Ma Goonie grunted something unintelligible. Poe doubted it was anything polite. ‘I’ll take ye tae to the briefing room,’ he said. ‘They’re waiting for you.’

The briefing room was full. Poe stood at the back with a couple of bored-looking armed cops. Armed cops always looked bored in Poe’s experience. He reckoned it was so they looked cool.

A uniformed chief superintendent stood up and nodded at Poe.

She was a tall woman. An old scar ran from the corner of her lip to the middle of her cheek.

Looked like she’d been glassed. Poe wondered if she was a local cop or if she’d been parachuted in from Glasgow or Edinburgh.

Police Scotland was a national police force.

It covered the whole country.
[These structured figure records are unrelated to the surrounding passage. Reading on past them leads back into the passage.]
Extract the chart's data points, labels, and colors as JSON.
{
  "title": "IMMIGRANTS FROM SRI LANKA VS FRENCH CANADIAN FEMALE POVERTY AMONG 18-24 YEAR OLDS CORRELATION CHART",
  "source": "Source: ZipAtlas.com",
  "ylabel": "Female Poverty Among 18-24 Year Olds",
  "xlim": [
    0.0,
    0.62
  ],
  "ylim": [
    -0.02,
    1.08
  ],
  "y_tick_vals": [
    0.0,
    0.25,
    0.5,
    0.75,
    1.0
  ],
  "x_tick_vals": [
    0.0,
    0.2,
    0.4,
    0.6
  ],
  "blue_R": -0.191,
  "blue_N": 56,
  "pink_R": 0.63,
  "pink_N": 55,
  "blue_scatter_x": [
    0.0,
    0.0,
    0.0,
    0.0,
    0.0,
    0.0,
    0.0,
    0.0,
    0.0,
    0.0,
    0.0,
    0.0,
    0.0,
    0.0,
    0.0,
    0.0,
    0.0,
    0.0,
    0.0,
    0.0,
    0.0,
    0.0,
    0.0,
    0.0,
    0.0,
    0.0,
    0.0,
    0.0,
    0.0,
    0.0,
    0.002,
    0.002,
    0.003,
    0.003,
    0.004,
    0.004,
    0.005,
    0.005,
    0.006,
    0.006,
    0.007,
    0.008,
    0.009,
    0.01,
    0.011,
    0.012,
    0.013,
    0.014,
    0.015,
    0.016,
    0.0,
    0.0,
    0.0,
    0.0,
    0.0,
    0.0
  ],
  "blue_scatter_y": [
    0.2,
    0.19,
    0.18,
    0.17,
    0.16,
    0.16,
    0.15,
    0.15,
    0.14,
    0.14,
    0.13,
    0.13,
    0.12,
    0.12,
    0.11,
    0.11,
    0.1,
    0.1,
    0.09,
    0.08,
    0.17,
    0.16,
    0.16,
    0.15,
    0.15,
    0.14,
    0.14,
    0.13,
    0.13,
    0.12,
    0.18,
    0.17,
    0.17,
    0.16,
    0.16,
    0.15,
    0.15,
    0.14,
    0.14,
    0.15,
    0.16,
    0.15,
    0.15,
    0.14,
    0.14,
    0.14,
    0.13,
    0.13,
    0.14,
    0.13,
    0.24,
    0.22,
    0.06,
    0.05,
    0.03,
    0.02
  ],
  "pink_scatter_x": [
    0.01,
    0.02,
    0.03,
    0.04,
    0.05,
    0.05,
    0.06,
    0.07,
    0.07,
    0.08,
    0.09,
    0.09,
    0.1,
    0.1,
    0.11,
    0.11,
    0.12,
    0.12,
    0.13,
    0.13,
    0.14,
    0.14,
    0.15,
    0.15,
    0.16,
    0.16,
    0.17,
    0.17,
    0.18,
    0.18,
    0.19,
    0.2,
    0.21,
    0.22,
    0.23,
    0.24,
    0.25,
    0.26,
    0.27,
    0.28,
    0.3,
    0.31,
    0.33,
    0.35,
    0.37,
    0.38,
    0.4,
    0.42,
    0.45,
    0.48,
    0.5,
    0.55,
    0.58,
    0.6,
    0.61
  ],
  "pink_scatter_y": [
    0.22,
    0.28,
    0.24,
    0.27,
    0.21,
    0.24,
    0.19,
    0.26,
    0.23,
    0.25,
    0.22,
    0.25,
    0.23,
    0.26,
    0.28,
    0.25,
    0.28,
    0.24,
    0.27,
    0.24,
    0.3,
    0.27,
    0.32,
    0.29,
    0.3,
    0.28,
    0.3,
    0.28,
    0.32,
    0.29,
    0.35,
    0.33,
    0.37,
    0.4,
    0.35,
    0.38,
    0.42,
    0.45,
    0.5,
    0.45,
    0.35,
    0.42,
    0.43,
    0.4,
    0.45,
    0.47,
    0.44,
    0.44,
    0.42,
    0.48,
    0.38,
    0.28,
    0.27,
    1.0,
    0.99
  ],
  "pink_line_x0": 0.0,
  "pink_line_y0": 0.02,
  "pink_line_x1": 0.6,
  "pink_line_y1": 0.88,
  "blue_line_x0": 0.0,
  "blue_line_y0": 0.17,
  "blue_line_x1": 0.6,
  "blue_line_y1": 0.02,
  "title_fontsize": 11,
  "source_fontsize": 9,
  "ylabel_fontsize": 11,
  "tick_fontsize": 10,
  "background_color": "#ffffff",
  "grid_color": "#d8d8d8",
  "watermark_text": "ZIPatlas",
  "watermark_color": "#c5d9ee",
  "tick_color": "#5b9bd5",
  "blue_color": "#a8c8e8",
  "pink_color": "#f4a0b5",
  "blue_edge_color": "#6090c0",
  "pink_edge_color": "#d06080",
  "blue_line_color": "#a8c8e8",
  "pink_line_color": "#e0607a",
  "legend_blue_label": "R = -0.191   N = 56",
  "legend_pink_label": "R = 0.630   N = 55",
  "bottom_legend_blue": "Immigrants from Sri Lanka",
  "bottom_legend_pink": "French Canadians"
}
The smaller regional forces had been merged for more than a decade.

And with 23,000 personnel, it was the second biggest police force in the UK.

Only the Met was bigger. Poe thought Police Scotland was still finding its feet, particularly when it came to balancing the expertise needed for complex operations with the need for local cops and their unrivalled local intelligence systems. It was possible, probable even, that the chief superintendent had never set foot in Pitlochry Police Station.

‘Now that London have bothered to show up, we’ll crack on,’ she said.

She brought up some slides and took them through what the gamekeeper had found.